When things get hard, we are sometimes told to lean in, but at other times, we might need to lean out. In last week’s webinar, I was describing the Sydney to Hobart yacht race, and how there are different classes of yachts that participate, and winners for each class.

When they start the race, each crew knows their aim is to reach Hobart as quickly as possible, yet there is a lot of tacking to get to their destination. Tacking is where yachts swap the sail from one side of the boat to the other, and at the same time move the crew to the opposite side to ‘lean out’ as counterbalance to the wind in the sail.

The yachts effectively zig-zag their way to the destination, responding to the wind direction, swell, and obstacles such as other vessels, the coast, or storms.
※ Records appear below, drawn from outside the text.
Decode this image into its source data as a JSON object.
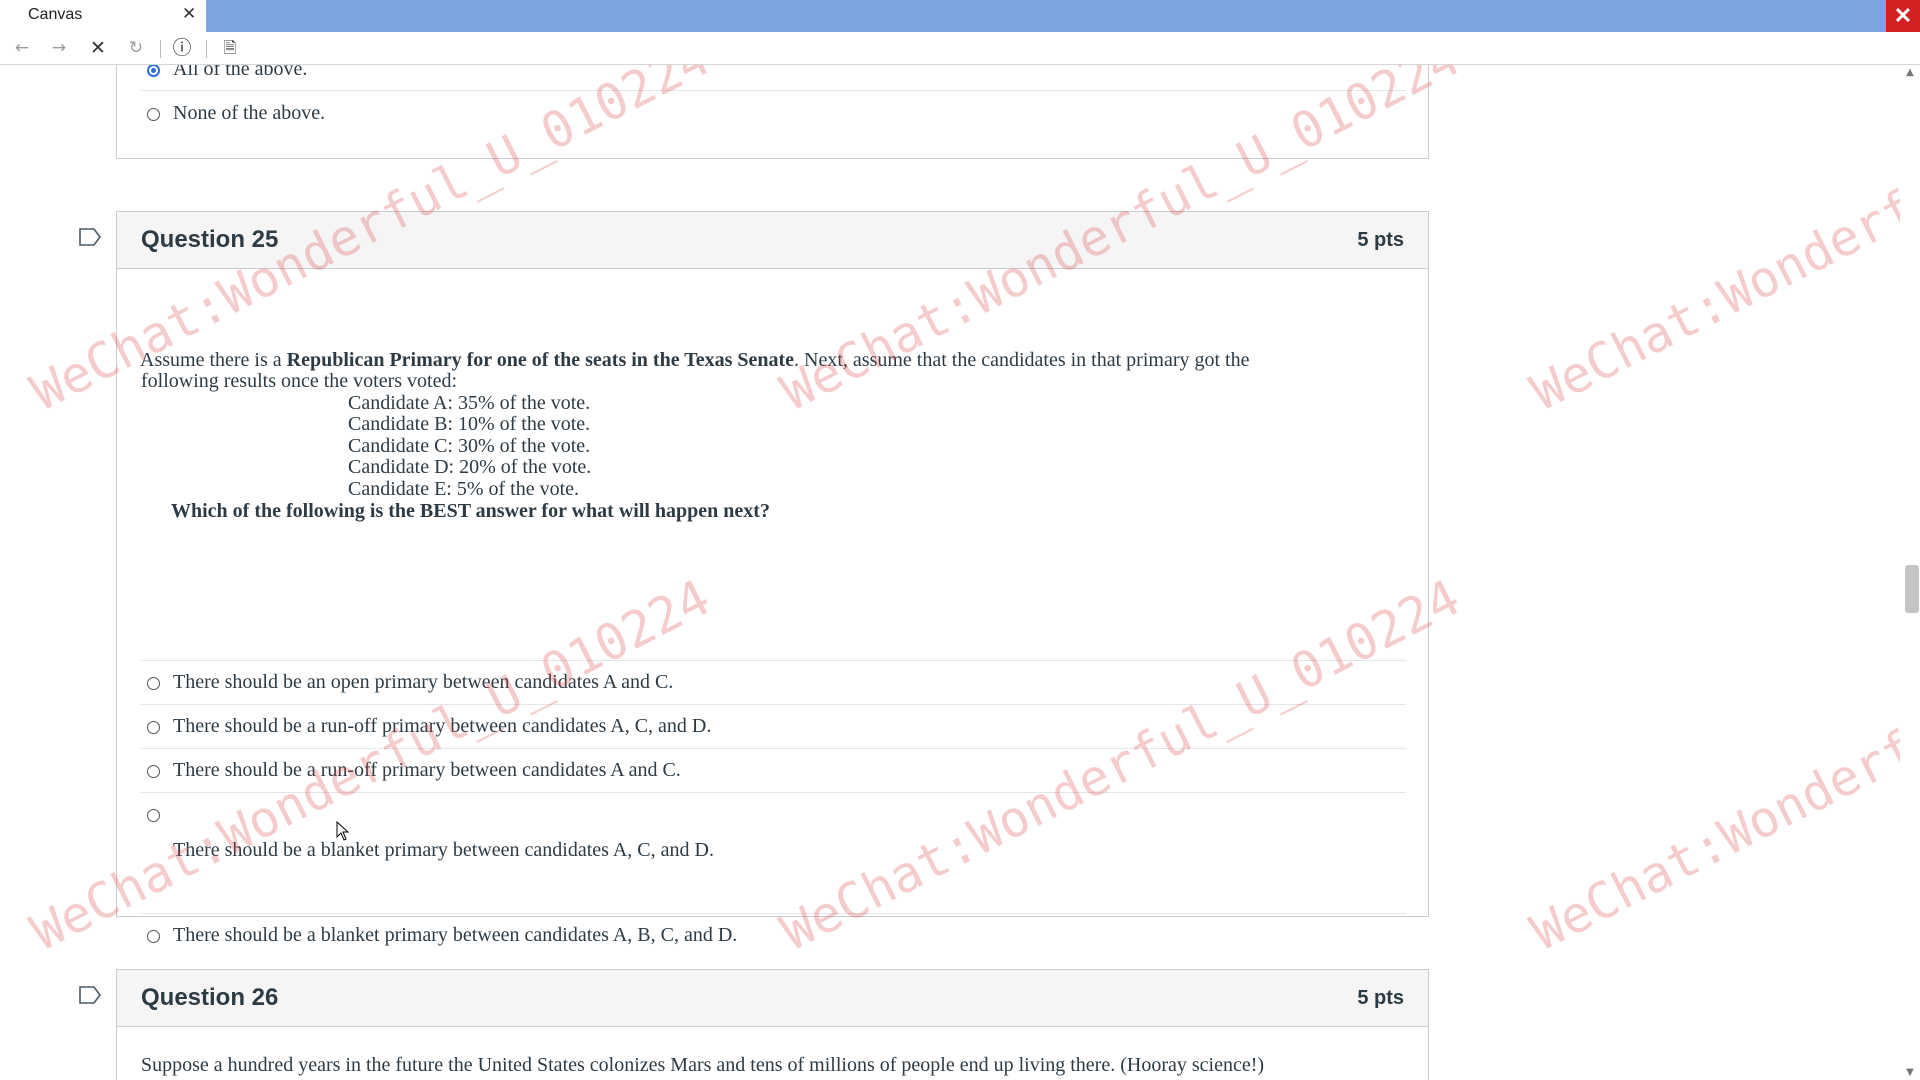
{
  "browser": {
    "tab_title": "Canvas",
    "tab_close": "✕",
    "window_close": "✕",
    "buttons": {
      "back": "←",
      "forward": "→",
      "stop": "✕",
      "reload": "↻",
      "info": "ⓘ",
      "page": "🗎"
    }
  },
  "prev_question": {
    "answers": [
      {
        "text": "All of the above.",
        "selected": true
      },
      {
        "text": "None of the above.",
        "selected": false
      }
    ]
  },
  "question25": {
    "title": "Question 25",
    "points": "5 pts",
    "intro_1": "Assume there is a ",
    "intro_bold": "Republican Primary for one of the seats in the Texas Senate",
    "intro_2": ".  Next, assume that the candidates in that primary got the",
    "intro_line2": "following results once the voters voted:",
    "results": [
      "Candidate A:  35% of the vote.",
      "Candidate B:  10% of the vote.",
      "Candidate C:  30% of the vote.",
      "Candidate D:  20% of the vote.",
      "Candidate E:  5% of the vote."
    ],
    "prompt": "Which of the following is the BEST answer for what will happen next?",
    "answers": [
      {
        "text": "There should be an open primary between candidates A and C.",
        "selected": false
      },
      {
        "text": "There should be a run-off primary between candidates A, C, and D.",
        "selected": false
      },
      {
        "text": "There should be a run-off primary between candidates A and C.",
        "selected": false
      },
      {
        "text": "There should be a blanket primary between candidates A, C, and D.",
        "selected": false
      },
      {
        "text": "There should be a blanket primary between candidates A, B, C, and D.",
        "selected": false
      }
    ]
  },
  "question26": {
    "title": "Question 26",
    "points": "5 pts",
    "body_start": "Suppose a hundred years in the future the United States colonizes Mars and tens of millions of people end up living there. (Hooray science!)"
  },
  "watermark": "WeChat:Wonderful_U_010224",
  "colors": {
    "tab_bar": "#7aa5e0",
    "radio_selected": "#2a6fdb",
    "watermark": "#dc4646",
    "header_bg": "#f5f5f5"
  }
}
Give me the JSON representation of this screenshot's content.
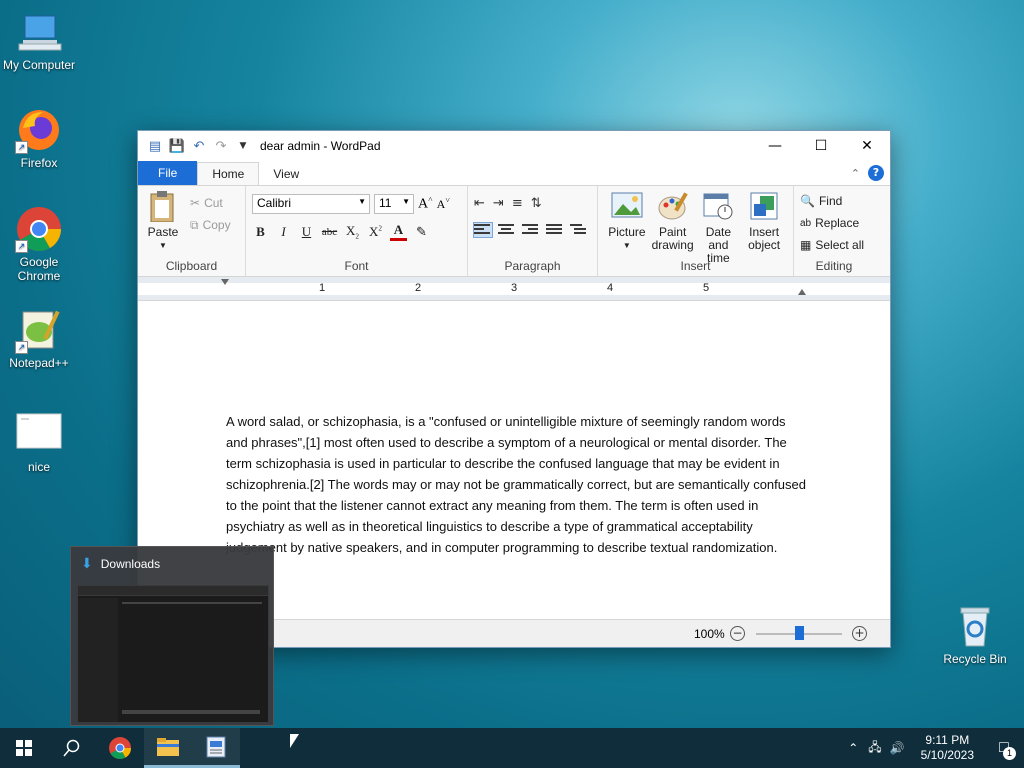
{
  "desktop": {
    "icons": [
      {
        "label": "My Computer"
      },
      {
        "label": "Firefox"
      },
      {
        "label": "Google Chrome"
      },
      {
        "label": "Notepad++"
      },
      {
        "label": "nice"
      },
      {
        "label": "Recycle Bin"
      }
    ]
  },
  "window": {
    "title": "dear admin - WordPad",
    "tabs": {
      "file": "File",
      "home": "Home",
      "view": "View"
    },
    "clipboard": {
      "paste": "Paste",
      "cut": "Cut",
      "copy": "Copy",
      "label": "Clipboard"
    },
    "font": {
      "family": "Calibri",
      "size": "11",
      "label": "Font"
    },
    "paragraph": {
      "label": "Paragraph"
    },
    "insert": {
      "picture": "Picture",
      "paint": "Paint drawing",
      "datetime": "Date and time",
      "object": "Insert object",
      "label": "Insert"
    },
    "editing": {
      "find": "Find",
      "replace": "Replace",
      "select_all": "Select all",
      "label": "Editing"
    },
    "ruler": {
      "numbers": [
        "1",
        "2",
        "3",
        "4",
        "5"
      ]
    },
    "document": {
      "paragraphs": [
        "A word salad, or schizophasia, is a \"confused or unintelligible mixture of seemingly random words and phrases\",[1] most often used to describe a symptom of a neurological or mental disorder. The term schizophasia is used in particular to describe the confused language that may be evident in schizophrenia.[2] The words may or may not be grammatically correct, but are semantically confused to the point that the listener cannot extract any meaning from them. The term is often used in psychiatry as well as in theoretical linguistics to describe a type of grammatical acceptability judgement by native speakers, and in computer programming to describe textual randomization."
      ]
    },
    "status": {
      "zoom": "100%",
      "zoom_level": 0.5
    }
  },
  "preview": {
    "title": "Downloads"
  },
  "taskbar": {
    "time": "9:11 PM",
    "date": "5/10/2023",
    "notifications": "1"
  },
  "colors": {
    "accent": "#1c6ed6",
    "taskbar": "#0f2d3a"
  }
}
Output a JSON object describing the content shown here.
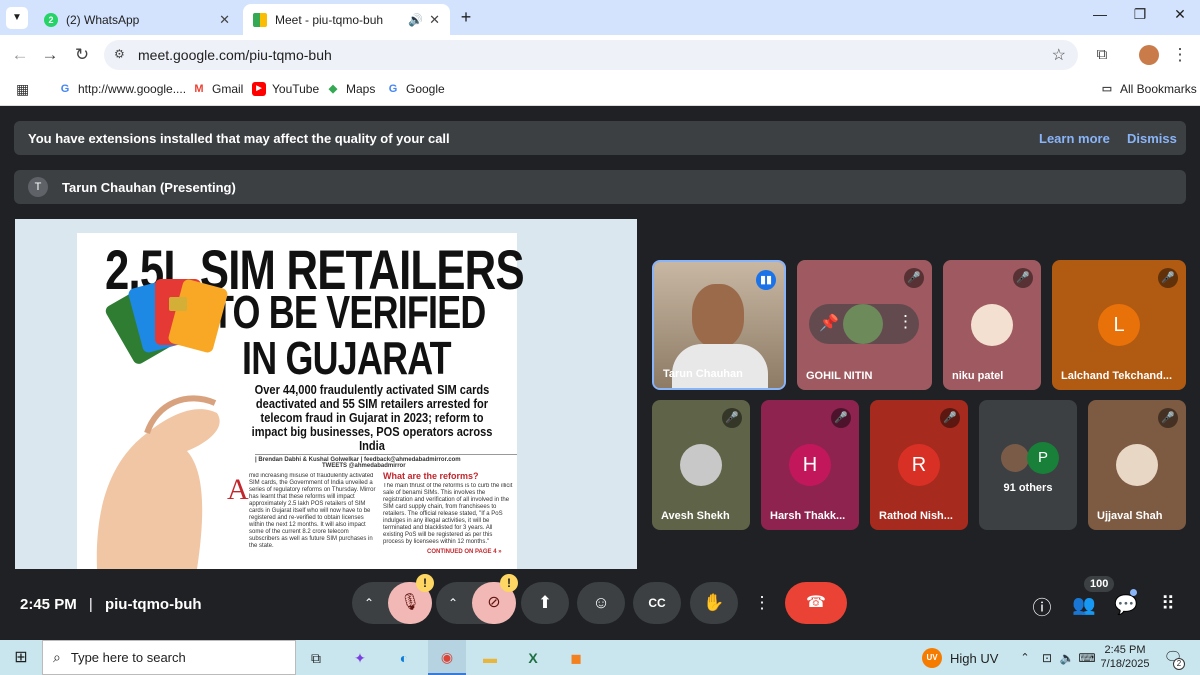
{
  "browser": {
    "tabs": [
      {
        "label": "(2) WhatsApp",
        "badge": "2"
      },
      {
        "label": "Meet - piu-tqmo-buh"
      }
    ],
    "url": "meet.google.com/piu-tqmo-buh",
    "bookmarks": [
      {
        "label": "http://www.google...."
      },
      {
        "label": "Gmail"
      },
      {
        "label": "YouTube"
      },
      {
        "label": "Maps"
      },
      {
        "label": "Google"
      }
    ],
    "all_bookmarks": "All Bookmarks"
  },
  "meet": {
    "extension_banner": {
      "message": "You have extensions installed that may affect the quality of your call",
      "learn_more": "Learn more",
      "dismiss": "Dismiss"
    },
    "presenter": {
      "initial": "T",
      "label": "Tarun Chauhan (Presenting)"
    },
    "presentation": {
      "headline": [
        "2.5L SIM RETAILERS",
        "TO BE VERIFIED",
        "IN GUJARAT"
      ],
      "subhead": "Over 44,000 fraudulently activated SIM cards deactivated and 55 SIM retailers arrested for telecom fraud in Gujarat in 2023; reform to impact big businesses, POS operators across India",
      "byline": "| Brendan Dabhi & Kushal Golwelkar | feedback@ahmedabadmirror.com",
      "tweets": "TWEETS @ahmedabadmirror",
      "sidebar_title": "What are the reforms?",
      "body_left": "mid increasing misuse of fraudulently activated SIM cards, the Government of India unveiled a series of regulatory reforms on Thursday. Mirror has learnt that these reforms will impact approximately 2.5 lakh POS retailers of SIM cards in Gujarat itself who will now have to be registered and re-verified to obtain licenses within the next 12 months. It will also impact some of the current 8.2 crore telecom subscribers as well as future SIM purchases in the state.",
      "body_right": "The main thrust of the reforms is to curb the illicit sale of benami SIMs. This involves the registration and verification of all involved in the SIM card supply chain, from franchisees to retailers. The official release stated, \"If a PoS indulges in any illegal activities, it will be terminated and blacklisted for 3 years. All existing PoS will be registered as per this process by licensees within 12 months.\"",
      "continued": "CONTINUED ON PAGE 4 »"
    },
    "participants": [
      {
        "name": "Tarun Chauhan",
        "type": "video",
        "speaking": true
      },
      {
        "name": "GOHIL NITIN",
        "type": "photo"
      },
      {
        "name": "niku patel",
        "type": "photo"
      },
      {
        "name": "Lalchand Tekchand...",
        "initial": "L",
        "color": "#e8710a"
      },
      {
        "name": "Avesh Shekh",
        "type": "photo"
      },
      {
        "name": "Harsh Thakk...",
        "initial": "H",
        "color": "#c2185b"
      },
      {
        "name": "Rathod Nish...",
        "initial": "R",
        "color": "#d93025"
      },
      {
        "name": "Ujjaval Shah",
        "type": "photo"
      }
    ],
    "others": {
      "label": "91 others",
      "initial": "P"
    },
    "bottom": {
      "time": "2:45 PM",
      "separator": "|",
      "meeting_code": "piu-tqmo-buh",
      "people_count": "100",
      "warn_mark": "!"
    }
  },
  "taskbar": {
    "search_placeholder": "Type here to search",
    "weather": "High UV",
    "weather_badge": "UV",
    "time": "2:45 PM",
    "date": "7/18/2025",
    "notif_count": "2"
  },
  "colors": {
    "accent_blue": "#8ab4f8",
    "end_call": "#ea4335",
    "mute_bg": "#f2b8b5"
  }
}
The navigator plots a course based on the long rage forecast for weather and other conditions, but there is also constant adjustment of sails and ropes and rudders for the immediate conditions.

Sounds a bit like business, doesn’t it?

The crew are trained and practised in their individual roles to pull sails up and down, including swapping from one side to the other as the skipper decides to tack.

Skippers need to keep one eye on the destination and the potential obstacles to reaching it, and the other eye on the immediate conditions of the boat. Perhaps that’s why we think of pirates using telescopes, not binoculars!

Ideally, in business, we are able to regularly focus both eyes on the future, and then shift back to the shorter term and relate what we are working on this quarter to achieving our long-term goals. Sometimes, another pair of eyes can help with this process.

We don’t want our people leaning in when they should be leaning out!